Josh Heupel is confronting a wide-open No. 3 wide receiver competition this offseason after Chris Brazzell moved on to the NFL. The uncertainty at receiver has pushed Tennessee’s tight ends into a spot they did not expect to occupy so quickly.
Braylon Staley and Mike Matthews project as the Vols’ top two wide receivers, leaving the No. 3 job up for grabs between Travis Smith, Radarious Jackson, Joakim Dodson, Tristen Keys and Tyreek King. That scramble matters because Tennessee has, at times over the last two seasons, trotted out three tight ends on the field — a formation that can change both personnel usage and play-calling.
Two of those tight ends are catching attention. Ethan Davis and DaSaahn Brame are both catch-first tight ends who have been improving as blockers, and coaches think their skill sets could be more than complementary. Brent Hubbs put it bluntly about Davis: "Ethan Davis’s athletic ability is very, very obvious, and we all saw that last year." He added a note of caution and praise: "It’s just a matter of Ethan staying healthy. If Ethan can stay healthy, then I think he’s going to be a really good tight end for this group, and a really good player. And behind him, DaSaahn Brame is a freak athlete."
An anonymous Tennessee source told CBS Sports that Davis is a "super athletic tight end that can catch like a wide receiver and play in space," a description that aligns with what Tennessee has tried to build schematically.

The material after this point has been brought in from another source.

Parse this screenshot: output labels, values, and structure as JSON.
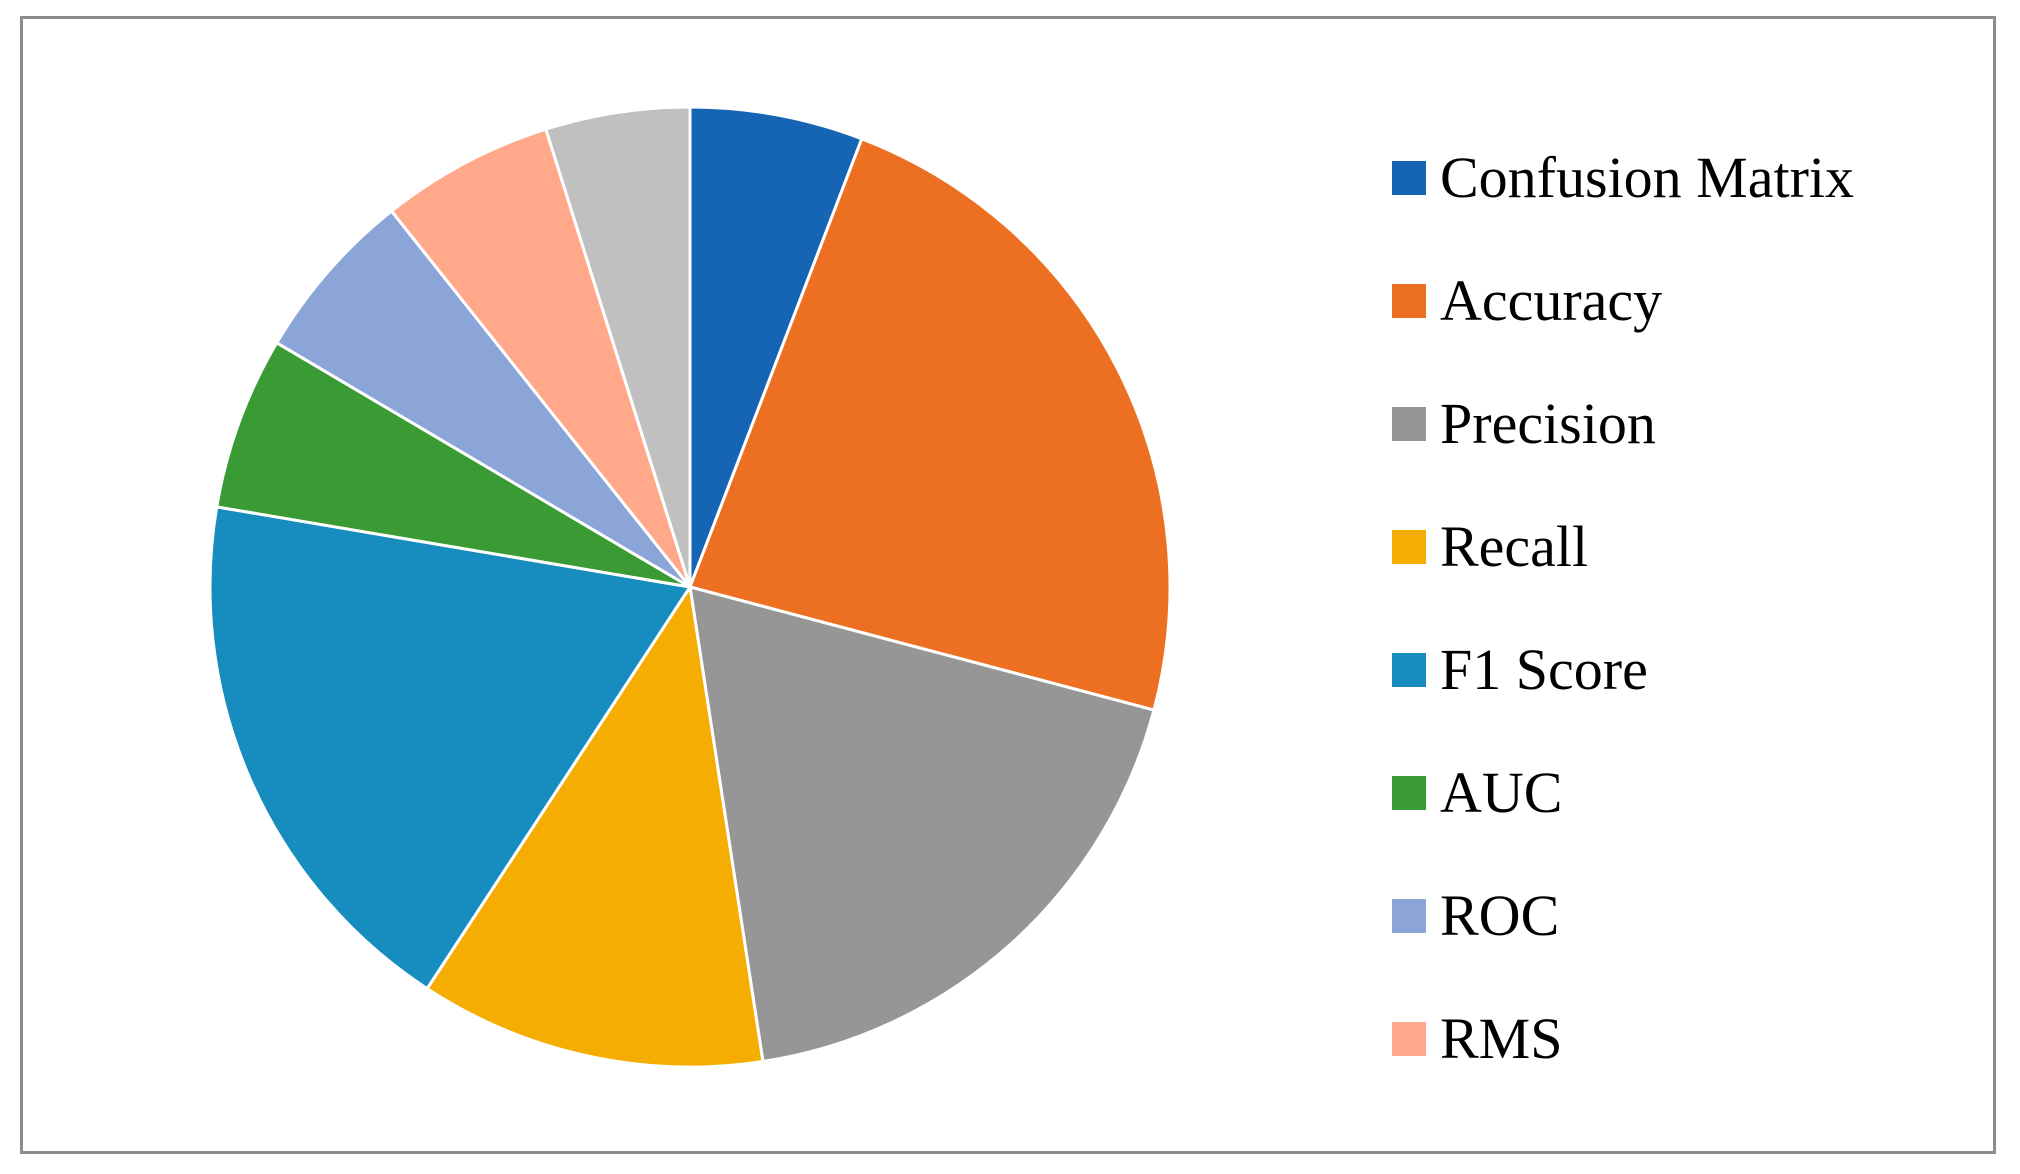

Heupel has praised Brame’s route work this spring: "He’s very natural as a route runner." Heupel added that Brame "understands space, leverage, and being able to go up and high point with a big catch radius… He has definitely grown in becoming a complete tight end, of being able to play in the run game and protection, too. I am really excited about what he’s done." Heupel also noted Brame’s durability question coming into college: "That’s a guy that missed a bunch of time with an injury coming out of high school."
The comparison coaches and analysts pull out is not about personality but production. Tennessee’s potential use of multiple tight ends is being measured against the 2011 New England Patriots, when Rob Gronkowski and Aaron Hernandez combined for 169 receptions, 2,237 yards and 24 touchdowns. If Tennessee does lean harder on its tight ends in 2026, those numbers are the kind of benchmark that could make defenses adjust and force mismatches in the middle of the field.
Still, the picture is not clean. The Vols’ receiver room remains unsettled at the No. 3 spot, and the tight ends’ rise depends on two fragile variables: health and blocking development. Both Davis and Brame are labeled catch-first, and while coaches report improvement in their blocking, using them as primary weapons will require consistent protection and durability over the course of a season. That tension — elite receiving upside versus the physical grind of college run schemes and pass protection — is the real question Heupel must answer before fall practice begins.
If Davis can stay healthy and Brame continues his rapid development, Tennessee’s tight end group could become a central axis of the Vols’ 2026 passing attack. With the No. 3 wide receiver job unresolved, Heupel’s staff appears willing to gamble on tight ends producing perimeter-like receiving value from the slot and seams, a shift that could reshape Tennessee’s offense this fall.